Jika Patriot Bond gagal, yang berpotensi diuntungkan adalah pihak-pihak “yang menunggu di luar pagar”. Bisa investor asing, dan spekulan global, serta kreditur yang tahu betul bahwa setiap kegagalan dalam negeri memperbesar ruang mereka masuk dengan harga murah.

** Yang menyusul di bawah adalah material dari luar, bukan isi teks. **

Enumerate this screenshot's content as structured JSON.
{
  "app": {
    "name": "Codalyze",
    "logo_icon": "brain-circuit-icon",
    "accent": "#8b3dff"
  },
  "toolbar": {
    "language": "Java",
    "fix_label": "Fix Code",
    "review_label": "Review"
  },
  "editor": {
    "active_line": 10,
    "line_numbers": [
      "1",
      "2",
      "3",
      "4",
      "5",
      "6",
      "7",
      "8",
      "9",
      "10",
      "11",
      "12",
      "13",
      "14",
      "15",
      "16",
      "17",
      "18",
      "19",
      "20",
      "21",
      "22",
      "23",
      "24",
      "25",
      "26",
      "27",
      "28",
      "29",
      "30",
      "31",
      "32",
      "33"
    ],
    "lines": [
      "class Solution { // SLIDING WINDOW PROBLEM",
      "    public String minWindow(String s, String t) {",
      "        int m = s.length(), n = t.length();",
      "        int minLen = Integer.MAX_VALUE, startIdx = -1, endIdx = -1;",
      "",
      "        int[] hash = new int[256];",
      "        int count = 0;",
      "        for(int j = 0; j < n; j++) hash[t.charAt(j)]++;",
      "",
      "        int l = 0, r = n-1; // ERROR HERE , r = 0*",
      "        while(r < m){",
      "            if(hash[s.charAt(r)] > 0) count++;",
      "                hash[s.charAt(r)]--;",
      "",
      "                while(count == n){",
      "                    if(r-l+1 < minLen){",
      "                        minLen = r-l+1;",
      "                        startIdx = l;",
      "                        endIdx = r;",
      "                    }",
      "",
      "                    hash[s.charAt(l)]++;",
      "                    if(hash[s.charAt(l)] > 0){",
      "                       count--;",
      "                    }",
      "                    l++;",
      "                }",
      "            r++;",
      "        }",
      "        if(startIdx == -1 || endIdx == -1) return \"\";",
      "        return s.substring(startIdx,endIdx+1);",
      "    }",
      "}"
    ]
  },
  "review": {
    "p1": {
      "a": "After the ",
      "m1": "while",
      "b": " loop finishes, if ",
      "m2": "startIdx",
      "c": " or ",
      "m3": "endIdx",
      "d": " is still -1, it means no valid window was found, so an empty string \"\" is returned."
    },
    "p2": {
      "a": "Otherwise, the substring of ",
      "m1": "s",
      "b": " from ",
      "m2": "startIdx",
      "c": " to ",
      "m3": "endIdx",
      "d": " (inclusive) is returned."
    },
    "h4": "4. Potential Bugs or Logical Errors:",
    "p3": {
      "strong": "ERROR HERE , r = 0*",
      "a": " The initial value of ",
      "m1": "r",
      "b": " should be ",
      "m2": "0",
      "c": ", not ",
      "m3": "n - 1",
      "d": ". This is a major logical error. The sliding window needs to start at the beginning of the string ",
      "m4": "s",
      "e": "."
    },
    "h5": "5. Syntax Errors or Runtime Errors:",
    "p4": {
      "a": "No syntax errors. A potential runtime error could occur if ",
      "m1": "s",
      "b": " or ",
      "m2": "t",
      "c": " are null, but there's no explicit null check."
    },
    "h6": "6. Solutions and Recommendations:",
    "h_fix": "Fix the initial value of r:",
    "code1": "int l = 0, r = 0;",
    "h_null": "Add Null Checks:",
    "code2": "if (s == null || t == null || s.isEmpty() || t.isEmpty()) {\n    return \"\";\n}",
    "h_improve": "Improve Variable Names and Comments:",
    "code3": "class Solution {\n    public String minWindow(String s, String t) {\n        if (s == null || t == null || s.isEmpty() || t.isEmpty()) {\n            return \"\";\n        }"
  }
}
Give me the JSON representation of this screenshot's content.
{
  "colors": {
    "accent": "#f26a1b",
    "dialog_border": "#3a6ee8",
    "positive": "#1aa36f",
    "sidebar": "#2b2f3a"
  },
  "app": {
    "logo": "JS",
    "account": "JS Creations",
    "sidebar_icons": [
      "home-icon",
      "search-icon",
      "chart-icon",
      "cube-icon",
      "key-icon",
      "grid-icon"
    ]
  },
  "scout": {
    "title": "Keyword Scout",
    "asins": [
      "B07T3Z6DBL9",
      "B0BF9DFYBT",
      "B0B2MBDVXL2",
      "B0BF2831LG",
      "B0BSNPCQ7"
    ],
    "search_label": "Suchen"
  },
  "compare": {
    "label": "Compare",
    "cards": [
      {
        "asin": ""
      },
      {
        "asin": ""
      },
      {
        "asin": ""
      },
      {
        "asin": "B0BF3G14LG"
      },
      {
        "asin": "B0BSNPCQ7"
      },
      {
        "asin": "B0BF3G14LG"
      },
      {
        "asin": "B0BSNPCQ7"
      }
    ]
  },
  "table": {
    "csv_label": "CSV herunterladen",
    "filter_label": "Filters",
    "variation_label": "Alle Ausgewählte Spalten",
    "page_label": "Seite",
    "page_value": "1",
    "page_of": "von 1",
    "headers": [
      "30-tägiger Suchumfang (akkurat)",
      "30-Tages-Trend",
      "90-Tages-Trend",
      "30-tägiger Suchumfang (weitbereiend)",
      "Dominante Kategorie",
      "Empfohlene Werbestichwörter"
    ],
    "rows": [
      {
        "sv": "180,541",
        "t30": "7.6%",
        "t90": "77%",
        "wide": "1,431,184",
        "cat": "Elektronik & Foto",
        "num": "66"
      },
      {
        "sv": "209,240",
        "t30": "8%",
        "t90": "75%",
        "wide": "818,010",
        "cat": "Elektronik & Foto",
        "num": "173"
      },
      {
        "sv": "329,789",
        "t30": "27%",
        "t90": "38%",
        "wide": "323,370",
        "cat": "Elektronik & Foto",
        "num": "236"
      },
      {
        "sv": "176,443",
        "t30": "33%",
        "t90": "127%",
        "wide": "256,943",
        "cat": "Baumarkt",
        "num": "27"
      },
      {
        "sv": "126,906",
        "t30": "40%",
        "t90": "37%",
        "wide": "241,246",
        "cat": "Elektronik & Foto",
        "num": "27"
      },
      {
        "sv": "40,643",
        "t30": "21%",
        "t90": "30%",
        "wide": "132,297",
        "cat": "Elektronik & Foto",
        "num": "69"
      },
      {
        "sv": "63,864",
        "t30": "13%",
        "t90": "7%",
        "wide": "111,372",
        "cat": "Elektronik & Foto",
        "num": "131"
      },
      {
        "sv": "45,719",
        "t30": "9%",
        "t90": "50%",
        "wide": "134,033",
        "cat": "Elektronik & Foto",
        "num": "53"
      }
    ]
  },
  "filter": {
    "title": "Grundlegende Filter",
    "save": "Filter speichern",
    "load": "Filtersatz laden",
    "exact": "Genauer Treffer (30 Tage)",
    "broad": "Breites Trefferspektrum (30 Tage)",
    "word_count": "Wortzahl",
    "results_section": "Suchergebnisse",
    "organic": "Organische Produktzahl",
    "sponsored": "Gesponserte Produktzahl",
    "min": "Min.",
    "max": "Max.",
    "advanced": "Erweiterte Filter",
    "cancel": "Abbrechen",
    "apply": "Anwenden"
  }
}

Beberapa analisis menyebut bahwa bila Indonesia gagal membiayai proyek energi bersih sendiri, maka perusahaan dari Jepang, China, atau Singapura bisa masuk mengambil alih proyek-proyek yang mangkrak, karena mereka punya modal dan teknologi. Lembaga keuangan global dan bank-bank internasional juga sudah terlibat dalam proyek energi di Indonesia; dominasi mereka bisa semakin kuat jika kemandirian pembiayaan nasional terbukti rapuh. Danantara, dengan semangat nasionalismenya, tampak seperti proyek yang lahir dari idealisme, tapi ia juga menjadi medan uji: apakah nasionalisme bisa hidup di tengah pasar yang sudah dikuasai kapital lintas batas?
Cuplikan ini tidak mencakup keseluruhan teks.